A double-blind design ensures that both participants and the researchers who have contact with them are unaware of which individuals are in the experimental or control group. This reduces expectancy effects, such as participants changing behaviour because they think they are receiving a special treatment, and experimenter bias, where researchers unintentionally influence outcomes. By keeping group assignment concealed from both parties, the design enhances the credibility of observed differences. Therefore, the arrangement described in the stem is correctly called double-blind.
Option A:
Single-blind designs keep group assignment hidden from participants but not from researchers, so experimenter expectations can still influence data collection or interpretation. This makes single-blind less effective than double-blind in controlling expectancy effects, so it does not fully match the stem.
Option B:
Open-label studies are those in which both participants and researchers know who receives the treatment, making them vulnerable to numerous biases.
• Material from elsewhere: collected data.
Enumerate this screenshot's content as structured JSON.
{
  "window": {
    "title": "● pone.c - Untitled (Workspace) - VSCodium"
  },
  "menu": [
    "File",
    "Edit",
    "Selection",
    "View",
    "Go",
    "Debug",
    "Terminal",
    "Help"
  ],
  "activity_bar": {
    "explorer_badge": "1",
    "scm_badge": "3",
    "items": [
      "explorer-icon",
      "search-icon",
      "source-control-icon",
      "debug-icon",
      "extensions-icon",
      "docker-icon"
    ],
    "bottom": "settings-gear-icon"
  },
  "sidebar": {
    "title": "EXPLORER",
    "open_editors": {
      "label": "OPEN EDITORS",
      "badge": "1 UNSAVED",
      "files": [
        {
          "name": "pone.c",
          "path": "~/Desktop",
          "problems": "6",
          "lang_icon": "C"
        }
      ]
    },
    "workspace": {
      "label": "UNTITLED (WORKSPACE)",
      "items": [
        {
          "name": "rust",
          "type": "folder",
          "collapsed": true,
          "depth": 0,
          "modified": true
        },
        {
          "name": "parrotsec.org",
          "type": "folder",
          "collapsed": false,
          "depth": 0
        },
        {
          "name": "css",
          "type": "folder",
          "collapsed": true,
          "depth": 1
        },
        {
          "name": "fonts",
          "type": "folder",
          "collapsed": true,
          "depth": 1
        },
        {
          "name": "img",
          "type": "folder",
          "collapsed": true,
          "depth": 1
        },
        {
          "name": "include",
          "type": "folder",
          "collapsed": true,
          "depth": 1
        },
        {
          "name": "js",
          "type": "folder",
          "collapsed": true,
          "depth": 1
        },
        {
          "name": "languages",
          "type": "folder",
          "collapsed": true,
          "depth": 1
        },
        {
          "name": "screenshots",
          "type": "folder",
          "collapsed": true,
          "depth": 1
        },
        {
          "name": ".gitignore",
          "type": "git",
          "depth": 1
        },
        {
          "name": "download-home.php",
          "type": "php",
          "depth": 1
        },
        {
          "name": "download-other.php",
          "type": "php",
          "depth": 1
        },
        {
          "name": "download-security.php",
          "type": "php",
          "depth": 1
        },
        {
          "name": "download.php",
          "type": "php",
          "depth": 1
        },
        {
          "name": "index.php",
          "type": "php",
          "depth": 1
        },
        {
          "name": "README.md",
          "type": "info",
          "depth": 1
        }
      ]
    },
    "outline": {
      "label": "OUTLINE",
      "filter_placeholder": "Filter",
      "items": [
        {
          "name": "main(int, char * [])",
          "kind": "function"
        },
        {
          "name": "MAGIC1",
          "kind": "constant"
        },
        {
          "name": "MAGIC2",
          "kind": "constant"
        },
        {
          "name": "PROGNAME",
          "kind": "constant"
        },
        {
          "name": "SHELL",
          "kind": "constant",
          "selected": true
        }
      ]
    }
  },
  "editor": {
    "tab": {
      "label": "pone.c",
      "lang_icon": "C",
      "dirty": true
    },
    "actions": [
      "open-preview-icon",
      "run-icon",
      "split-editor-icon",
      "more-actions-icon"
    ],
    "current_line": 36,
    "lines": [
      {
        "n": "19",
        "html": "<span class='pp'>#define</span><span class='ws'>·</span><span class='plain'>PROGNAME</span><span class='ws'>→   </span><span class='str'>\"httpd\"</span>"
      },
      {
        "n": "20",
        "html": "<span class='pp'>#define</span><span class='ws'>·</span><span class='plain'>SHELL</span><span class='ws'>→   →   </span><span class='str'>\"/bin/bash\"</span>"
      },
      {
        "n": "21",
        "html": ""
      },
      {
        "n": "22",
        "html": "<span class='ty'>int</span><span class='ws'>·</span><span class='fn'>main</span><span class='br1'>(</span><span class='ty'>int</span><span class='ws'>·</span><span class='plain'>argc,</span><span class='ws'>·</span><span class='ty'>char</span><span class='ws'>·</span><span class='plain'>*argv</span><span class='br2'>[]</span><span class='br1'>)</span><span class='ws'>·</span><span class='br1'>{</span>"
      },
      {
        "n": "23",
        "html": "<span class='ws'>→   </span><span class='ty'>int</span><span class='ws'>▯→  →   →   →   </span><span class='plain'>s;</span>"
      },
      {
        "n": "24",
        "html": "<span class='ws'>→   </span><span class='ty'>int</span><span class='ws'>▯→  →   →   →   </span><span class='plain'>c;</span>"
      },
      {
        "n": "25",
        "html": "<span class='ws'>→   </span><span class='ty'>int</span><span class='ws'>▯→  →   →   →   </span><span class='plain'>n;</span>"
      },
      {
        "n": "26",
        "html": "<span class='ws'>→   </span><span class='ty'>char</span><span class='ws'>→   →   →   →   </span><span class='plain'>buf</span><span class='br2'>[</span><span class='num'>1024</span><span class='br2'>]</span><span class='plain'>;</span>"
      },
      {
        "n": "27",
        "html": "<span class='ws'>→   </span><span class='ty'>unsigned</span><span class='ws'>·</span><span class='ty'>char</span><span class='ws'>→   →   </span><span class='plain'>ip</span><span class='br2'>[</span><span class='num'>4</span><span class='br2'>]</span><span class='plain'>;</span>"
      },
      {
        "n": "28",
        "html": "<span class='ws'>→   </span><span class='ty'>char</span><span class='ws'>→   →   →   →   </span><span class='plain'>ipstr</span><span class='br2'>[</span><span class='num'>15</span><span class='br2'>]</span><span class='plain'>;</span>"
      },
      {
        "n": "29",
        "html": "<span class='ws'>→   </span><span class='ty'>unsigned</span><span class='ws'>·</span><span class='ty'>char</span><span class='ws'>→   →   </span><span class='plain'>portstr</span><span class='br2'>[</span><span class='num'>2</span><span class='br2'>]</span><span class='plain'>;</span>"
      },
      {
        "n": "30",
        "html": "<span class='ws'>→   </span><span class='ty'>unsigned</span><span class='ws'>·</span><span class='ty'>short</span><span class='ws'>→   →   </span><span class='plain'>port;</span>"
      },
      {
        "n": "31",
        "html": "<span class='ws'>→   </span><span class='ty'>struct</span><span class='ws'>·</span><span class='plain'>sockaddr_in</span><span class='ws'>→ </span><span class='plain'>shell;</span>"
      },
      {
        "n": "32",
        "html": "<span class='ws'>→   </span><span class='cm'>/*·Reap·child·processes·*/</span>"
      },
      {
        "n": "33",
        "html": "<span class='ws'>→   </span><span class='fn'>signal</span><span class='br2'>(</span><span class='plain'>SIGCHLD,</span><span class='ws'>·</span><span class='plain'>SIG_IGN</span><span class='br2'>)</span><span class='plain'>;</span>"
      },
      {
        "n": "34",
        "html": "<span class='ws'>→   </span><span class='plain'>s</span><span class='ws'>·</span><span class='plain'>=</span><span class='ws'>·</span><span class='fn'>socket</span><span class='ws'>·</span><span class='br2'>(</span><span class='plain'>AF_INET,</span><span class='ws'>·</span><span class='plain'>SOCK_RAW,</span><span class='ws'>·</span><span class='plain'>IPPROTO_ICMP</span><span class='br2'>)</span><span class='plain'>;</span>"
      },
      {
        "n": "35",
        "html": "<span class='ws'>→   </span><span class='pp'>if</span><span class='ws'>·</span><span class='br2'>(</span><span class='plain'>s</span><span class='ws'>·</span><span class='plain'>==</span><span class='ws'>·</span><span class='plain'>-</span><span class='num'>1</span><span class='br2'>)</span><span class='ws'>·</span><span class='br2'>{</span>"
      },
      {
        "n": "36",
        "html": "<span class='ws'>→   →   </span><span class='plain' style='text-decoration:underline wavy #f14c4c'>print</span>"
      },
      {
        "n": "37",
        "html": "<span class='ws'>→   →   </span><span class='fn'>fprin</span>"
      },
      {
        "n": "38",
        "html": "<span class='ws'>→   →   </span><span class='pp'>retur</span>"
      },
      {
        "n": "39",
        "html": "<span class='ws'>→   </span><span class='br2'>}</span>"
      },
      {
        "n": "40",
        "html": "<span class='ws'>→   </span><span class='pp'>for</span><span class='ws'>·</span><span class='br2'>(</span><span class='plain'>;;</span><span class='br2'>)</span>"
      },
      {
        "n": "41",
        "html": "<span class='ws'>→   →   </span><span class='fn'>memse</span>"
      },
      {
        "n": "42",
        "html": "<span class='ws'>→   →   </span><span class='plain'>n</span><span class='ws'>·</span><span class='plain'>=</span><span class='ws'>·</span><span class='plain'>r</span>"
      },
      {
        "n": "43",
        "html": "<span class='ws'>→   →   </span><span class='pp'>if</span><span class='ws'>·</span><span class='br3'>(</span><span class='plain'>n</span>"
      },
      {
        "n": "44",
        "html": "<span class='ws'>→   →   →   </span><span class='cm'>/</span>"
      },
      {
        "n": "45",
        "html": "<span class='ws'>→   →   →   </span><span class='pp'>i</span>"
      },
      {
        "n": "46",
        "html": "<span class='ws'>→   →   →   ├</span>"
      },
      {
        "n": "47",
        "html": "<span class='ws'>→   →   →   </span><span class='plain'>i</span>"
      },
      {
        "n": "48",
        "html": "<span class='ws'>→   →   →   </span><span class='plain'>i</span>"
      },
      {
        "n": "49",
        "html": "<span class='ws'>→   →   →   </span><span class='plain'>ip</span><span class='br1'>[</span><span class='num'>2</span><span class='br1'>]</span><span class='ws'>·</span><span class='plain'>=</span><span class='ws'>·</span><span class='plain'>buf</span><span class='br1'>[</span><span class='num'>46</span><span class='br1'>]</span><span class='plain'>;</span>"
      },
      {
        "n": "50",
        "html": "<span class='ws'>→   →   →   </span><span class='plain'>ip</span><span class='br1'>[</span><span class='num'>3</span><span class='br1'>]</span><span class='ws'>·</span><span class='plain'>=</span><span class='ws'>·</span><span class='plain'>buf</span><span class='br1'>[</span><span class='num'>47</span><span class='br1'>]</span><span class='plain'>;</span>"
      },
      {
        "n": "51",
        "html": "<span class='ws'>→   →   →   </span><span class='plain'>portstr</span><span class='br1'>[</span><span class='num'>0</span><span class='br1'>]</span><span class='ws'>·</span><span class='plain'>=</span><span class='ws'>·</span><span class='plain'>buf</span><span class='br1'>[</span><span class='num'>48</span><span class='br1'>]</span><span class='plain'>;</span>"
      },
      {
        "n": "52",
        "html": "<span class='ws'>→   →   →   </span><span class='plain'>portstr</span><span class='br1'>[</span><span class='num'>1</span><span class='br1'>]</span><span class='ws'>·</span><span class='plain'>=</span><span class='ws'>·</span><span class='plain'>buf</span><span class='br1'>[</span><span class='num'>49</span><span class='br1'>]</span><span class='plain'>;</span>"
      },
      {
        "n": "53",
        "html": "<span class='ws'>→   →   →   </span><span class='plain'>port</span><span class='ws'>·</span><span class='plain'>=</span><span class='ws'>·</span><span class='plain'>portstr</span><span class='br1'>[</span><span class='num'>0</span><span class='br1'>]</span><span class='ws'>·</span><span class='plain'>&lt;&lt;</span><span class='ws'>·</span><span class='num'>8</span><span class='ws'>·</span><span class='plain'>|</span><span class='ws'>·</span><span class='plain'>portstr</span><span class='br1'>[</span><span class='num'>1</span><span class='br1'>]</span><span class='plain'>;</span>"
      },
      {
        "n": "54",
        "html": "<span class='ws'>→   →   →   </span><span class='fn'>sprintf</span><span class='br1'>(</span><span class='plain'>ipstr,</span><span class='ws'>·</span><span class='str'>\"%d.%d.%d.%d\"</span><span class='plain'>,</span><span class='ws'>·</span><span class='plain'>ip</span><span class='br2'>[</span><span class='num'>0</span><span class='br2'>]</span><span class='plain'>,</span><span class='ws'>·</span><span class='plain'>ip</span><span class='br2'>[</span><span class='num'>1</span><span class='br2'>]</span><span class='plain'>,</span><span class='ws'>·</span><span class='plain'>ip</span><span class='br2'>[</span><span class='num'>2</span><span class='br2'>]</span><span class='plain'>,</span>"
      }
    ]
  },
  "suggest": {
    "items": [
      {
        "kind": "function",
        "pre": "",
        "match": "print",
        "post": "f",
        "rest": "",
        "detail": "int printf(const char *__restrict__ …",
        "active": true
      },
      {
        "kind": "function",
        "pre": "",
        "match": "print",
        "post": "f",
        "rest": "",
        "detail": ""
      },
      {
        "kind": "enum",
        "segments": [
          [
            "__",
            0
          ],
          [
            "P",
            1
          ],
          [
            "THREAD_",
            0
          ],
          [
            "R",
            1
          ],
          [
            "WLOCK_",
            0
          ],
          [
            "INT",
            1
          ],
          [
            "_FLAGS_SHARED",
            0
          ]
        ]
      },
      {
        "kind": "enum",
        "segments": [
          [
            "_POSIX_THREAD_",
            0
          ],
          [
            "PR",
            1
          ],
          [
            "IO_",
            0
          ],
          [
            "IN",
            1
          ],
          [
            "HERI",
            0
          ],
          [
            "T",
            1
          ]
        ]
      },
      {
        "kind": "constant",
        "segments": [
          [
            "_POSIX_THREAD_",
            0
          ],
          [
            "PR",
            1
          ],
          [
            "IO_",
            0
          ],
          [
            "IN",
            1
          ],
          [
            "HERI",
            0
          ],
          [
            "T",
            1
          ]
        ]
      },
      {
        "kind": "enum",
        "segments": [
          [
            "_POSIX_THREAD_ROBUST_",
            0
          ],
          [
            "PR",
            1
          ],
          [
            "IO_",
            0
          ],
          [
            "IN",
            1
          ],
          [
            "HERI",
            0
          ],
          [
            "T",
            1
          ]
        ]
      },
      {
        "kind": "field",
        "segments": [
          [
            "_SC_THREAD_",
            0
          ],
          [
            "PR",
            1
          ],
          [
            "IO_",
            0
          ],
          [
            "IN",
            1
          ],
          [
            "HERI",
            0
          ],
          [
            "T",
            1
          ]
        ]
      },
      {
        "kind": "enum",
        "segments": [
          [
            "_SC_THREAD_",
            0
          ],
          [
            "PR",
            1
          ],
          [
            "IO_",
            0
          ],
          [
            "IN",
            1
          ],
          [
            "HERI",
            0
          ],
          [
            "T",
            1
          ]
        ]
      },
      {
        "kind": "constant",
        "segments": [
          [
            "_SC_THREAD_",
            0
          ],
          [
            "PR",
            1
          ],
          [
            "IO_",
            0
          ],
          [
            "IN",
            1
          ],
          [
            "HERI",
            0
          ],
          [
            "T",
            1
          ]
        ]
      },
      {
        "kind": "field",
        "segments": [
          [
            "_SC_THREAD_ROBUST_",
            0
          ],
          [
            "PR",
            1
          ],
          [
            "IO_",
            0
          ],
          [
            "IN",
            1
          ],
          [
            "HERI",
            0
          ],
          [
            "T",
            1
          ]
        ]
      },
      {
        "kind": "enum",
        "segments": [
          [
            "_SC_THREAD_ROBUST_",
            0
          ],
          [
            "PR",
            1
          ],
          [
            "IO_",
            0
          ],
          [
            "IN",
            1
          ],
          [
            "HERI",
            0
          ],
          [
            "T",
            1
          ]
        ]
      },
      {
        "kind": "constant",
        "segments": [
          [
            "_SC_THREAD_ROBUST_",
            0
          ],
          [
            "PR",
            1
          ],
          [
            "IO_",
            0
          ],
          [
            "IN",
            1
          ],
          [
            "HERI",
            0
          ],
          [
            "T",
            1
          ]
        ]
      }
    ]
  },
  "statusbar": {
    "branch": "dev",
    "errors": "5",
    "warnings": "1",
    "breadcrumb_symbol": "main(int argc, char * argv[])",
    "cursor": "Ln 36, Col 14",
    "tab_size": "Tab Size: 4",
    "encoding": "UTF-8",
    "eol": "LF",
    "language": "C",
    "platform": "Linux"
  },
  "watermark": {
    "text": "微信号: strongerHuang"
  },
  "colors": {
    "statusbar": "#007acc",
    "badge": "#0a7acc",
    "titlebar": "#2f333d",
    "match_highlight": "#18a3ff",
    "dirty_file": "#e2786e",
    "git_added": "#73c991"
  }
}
They are not designed to control expectancy effects and therefore are not an appropriate completion.
Option C:
Option C, double-blind, is widely used in clinical trials and psychological experiments to address both participant and experimenter expectations simultaneously. This dual masking corresponds exactly to the description in the question, making it the correct option.
Option D:
Matched-pairs designs pair participants based on similarity in key characteristics before assigning them to different conditions but do not inherently prevent either party from knowing group assignments. Thus, matched-pairs is not the right answer here.